Overview

Parish Council Accounts is an easy to use cashbook accounting system that aims to provide the accounting functions that a small parish council requires:

  • Entering payments and receipts along with analysis
  • Bank reconciliation
  • VAT126 preparation
  • AGAR preparation (Receipts and Payments, or Income and Expenditure)
  • Creation of budgets and performance against budgets
  • Tracking balances for separate Income/Expenditure streams such CIL and Reserves

Parish Council Accounts can handle the accounts for multiple councils. Each councils accounts are held in a separate data store. Each council can have a number of cashbooks, current accounts, savings accounts, petty cash, etc.

It runs on Windows, so needs to be downloaded to a PC or Laptop running Windows 10 or 11. Once installed and activated, it does not need an internet connection to run.

Parish Council Accounts is available on a subscription basis of £75 per year. There is a free trial period of one month.

Setup

The accounts need to start at the beginning of the financial year (1st April). This is to ensure the AGAR is correct. You can, of course, start using it at any time during a year, but you will need to enter all the previous transactions for that year. You can bulk load transactions from an existing spreadsheet.

To setup the accounts you will need to have the following:

  1. The opening balance of the all the cashbooks.
  2. If any cashbook is associated with a bank account, the date and balance of the last statement. Also, a list of the previous year's entries that have not yet appeared on a bank statement.
  3. List of accounts used to analyse Cashbook Entries.
  4. Any VAT from the previous year that has not been claimed.
  5. The opening balance for CIL and any other identified Reserve Accounts

Cashbook Entries

There are 3 types of entries in a cashbook:

  • Normal payments and receipts

    These are the day-to-day payments made by the council in carrying out its activities, and the receipts, such as precept, that funds them.

  • Reversals

    Once entered an entry cannot be deleted or edited, as it provides and audit trail. However, entries can be reversed (effectively deleting), and re-entered (effectively an edit). Reversals are also necessary for situations where a cheque has been raised but is never presented.

  • Journals

    Journals allow you to move amounts between accounts. This can be used to correct an entry where the amount is correct, but the analyses are incorrect, rather than reversing the entry and re-entering it.

    A Journal is used to setup any VAT , that was incurred before the start of the accounts, which has not appeared on a refund claim.

Accounts

Every cashbook entry needs a breakdown/analysis in terms of what it represents: Payments represent expenditure, e.g., grass cutting, clerks salary; Receipts come from a particular source, e.g., Precept, VAT refund. The Account structure provides that ability.

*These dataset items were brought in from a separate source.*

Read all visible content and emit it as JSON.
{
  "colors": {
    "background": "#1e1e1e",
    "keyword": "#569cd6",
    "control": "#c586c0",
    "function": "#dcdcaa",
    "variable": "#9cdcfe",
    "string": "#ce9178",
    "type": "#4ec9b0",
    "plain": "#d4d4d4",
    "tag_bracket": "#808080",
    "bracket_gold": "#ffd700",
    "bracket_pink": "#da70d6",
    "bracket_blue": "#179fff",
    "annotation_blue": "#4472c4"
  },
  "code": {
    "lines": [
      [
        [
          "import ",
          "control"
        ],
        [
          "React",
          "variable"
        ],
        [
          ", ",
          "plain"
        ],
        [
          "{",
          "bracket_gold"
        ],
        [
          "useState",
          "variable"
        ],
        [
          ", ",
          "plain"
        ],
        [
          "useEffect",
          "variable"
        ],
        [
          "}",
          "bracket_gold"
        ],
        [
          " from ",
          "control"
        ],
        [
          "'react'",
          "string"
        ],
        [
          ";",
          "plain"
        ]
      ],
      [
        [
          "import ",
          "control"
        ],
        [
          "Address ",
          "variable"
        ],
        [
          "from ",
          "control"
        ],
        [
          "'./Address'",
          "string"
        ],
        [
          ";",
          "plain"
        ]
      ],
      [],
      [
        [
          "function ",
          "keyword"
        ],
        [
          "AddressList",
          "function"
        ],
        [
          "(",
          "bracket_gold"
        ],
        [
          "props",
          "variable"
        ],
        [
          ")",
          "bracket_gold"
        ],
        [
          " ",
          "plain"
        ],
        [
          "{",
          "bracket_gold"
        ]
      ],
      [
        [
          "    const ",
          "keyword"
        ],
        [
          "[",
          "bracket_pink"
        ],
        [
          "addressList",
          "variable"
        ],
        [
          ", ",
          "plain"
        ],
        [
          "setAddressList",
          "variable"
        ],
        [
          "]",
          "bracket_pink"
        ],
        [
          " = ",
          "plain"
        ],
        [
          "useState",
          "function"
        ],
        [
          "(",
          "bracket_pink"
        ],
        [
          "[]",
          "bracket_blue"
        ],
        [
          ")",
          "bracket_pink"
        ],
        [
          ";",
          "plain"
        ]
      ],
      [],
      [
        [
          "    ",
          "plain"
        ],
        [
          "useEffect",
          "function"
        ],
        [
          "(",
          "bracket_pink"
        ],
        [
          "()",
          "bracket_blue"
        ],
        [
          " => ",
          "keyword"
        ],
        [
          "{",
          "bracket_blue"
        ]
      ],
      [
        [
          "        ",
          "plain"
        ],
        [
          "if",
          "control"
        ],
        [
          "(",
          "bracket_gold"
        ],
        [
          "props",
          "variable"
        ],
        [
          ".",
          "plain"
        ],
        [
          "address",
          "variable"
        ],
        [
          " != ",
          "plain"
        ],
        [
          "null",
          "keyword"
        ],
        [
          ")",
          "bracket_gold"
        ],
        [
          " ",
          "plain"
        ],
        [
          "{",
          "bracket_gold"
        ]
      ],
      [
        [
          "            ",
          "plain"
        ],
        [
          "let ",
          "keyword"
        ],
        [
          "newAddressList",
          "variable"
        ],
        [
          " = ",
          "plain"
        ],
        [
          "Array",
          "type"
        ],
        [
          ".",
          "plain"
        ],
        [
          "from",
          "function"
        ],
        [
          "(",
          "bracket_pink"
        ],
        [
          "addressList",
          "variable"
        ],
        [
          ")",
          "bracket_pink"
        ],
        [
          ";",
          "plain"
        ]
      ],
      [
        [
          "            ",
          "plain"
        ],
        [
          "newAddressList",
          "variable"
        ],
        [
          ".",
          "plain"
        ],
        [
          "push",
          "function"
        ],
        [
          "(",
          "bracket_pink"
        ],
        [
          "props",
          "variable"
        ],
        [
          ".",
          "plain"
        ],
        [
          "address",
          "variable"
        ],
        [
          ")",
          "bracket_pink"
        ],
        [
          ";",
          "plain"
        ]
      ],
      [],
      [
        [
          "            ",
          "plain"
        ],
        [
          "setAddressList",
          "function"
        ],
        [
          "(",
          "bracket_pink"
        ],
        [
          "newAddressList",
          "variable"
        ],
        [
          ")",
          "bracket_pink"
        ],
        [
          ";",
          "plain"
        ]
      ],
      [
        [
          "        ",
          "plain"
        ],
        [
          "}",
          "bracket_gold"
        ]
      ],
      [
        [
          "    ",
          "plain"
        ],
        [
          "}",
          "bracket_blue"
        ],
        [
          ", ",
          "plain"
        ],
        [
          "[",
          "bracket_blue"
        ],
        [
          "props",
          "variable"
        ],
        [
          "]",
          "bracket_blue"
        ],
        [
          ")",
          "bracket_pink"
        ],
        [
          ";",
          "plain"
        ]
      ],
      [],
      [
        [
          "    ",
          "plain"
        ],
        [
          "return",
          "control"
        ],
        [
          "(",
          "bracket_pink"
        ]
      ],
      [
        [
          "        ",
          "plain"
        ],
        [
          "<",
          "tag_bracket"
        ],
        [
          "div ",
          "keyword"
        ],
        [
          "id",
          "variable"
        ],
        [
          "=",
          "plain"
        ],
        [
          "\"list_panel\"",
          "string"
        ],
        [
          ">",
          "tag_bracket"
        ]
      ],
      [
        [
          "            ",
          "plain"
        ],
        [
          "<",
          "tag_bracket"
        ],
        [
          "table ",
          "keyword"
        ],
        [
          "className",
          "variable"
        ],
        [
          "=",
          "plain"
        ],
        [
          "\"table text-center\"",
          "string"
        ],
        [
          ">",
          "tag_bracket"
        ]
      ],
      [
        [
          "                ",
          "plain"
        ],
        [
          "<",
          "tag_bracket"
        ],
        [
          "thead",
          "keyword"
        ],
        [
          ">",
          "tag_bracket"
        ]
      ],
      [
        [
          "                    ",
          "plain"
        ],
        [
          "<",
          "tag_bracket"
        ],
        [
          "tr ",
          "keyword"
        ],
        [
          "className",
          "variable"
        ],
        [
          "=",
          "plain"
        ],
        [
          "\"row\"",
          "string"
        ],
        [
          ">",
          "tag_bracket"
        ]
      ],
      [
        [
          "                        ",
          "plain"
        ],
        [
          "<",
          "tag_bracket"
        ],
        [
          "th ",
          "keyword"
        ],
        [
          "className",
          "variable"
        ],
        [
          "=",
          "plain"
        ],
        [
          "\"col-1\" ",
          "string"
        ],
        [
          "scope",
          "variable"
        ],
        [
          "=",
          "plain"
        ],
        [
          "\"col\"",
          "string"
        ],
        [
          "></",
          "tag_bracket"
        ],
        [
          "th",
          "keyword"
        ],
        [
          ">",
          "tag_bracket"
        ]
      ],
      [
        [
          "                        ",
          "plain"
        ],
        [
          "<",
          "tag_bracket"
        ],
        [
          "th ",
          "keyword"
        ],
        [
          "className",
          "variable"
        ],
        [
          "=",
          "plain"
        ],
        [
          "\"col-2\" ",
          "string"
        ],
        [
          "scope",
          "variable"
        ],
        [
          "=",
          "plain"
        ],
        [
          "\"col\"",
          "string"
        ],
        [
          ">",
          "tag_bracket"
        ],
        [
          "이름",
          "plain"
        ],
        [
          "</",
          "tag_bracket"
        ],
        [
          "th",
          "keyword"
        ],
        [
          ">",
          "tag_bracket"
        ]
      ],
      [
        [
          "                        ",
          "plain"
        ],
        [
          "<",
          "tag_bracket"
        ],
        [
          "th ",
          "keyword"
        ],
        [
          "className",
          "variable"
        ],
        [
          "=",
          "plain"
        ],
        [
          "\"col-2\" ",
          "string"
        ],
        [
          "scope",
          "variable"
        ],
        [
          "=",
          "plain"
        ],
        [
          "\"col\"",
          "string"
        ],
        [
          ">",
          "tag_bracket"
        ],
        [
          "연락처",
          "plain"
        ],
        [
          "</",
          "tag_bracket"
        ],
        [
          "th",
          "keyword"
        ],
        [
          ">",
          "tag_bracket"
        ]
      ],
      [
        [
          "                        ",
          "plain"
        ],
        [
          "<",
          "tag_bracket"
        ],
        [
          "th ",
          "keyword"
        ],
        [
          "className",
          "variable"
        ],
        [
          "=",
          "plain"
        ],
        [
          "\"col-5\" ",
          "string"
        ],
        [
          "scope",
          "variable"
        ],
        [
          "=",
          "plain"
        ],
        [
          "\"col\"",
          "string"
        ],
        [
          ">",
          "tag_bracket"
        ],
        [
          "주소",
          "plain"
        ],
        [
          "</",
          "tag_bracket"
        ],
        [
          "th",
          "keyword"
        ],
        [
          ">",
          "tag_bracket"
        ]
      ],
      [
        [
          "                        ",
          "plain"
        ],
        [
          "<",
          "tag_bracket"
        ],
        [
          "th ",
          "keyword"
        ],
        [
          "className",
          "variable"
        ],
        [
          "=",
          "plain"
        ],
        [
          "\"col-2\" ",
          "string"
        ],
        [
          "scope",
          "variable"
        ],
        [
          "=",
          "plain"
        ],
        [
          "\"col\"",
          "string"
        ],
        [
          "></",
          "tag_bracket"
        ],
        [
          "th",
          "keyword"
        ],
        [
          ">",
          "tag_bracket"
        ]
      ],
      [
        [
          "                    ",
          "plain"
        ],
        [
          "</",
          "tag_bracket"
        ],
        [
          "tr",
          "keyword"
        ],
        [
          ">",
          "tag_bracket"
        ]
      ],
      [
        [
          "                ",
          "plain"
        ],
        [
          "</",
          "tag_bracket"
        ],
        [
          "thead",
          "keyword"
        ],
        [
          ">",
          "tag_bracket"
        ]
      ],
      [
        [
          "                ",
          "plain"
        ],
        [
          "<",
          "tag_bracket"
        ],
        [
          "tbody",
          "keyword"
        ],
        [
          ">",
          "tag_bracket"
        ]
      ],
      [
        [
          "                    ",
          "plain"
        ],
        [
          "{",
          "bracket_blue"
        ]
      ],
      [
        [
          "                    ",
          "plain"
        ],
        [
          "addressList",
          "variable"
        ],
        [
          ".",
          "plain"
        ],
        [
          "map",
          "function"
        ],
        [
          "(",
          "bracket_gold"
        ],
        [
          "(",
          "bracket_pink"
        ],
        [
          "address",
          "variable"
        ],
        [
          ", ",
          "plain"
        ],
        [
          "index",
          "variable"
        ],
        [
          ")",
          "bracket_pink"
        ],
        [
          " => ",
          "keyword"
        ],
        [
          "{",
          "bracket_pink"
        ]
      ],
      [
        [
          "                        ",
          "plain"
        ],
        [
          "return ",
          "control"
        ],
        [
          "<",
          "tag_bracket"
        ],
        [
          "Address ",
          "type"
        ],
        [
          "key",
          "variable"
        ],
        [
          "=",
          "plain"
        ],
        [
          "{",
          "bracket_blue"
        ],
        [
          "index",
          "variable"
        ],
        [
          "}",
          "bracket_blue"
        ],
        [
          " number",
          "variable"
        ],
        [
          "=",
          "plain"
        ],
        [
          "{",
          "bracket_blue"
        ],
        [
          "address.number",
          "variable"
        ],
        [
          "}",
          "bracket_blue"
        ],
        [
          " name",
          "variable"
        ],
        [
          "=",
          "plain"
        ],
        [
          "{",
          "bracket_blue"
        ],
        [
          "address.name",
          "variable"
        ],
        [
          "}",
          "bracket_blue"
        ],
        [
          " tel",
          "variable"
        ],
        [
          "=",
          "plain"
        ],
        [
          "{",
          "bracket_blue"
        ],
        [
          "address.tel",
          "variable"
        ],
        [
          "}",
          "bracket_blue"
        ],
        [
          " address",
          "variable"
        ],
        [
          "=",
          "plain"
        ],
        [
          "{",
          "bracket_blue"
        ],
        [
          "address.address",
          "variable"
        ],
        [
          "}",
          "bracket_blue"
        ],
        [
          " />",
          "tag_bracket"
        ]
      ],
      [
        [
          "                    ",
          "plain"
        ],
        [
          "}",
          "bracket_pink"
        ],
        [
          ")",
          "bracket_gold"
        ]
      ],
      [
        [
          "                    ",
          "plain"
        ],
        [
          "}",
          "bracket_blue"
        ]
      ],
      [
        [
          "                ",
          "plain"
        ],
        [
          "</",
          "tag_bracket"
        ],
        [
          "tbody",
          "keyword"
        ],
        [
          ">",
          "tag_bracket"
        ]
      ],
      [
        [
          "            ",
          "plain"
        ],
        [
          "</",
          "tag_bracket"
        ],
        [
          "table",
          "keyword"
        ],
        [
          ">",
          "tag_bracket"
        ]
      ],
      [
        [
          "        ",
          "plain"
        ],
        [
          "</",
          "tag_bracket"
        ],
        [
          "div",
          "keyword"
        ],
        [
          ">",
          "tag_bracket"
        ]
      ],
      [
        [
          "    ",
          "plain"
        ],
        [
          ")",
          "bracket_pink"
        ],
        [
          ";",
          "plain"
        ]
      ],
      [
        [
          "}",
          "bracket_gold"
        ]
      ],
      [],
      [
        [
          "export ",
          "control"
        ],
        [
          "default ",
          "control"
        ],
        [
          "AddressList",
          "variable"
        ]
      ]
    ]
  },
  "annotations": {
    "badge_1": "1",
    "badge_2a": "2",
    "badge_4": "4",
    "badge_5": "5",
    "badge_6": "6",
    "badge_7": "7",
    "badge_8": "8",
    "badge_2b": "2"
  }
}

The Accounts are structured hierarchically, as can be seen in the above screen shot, and have an initial structure, which is determined by the requirements of the AGAR and the functionality of the software. These initial Accounts cannot be deleted, but new Accounts can be added as a Sub-Account. The Accounts structure determines how you can analyse your receipts and payments. You can find more details here. Most of the Accounts that you create will be under PAYMENTS, especially if you are reporting on a receipts and payments basis You can create a flat structure, as you would have with a spreadsheet, with all the expense accounts under PAYMENTS or you can structure it more hierarchically.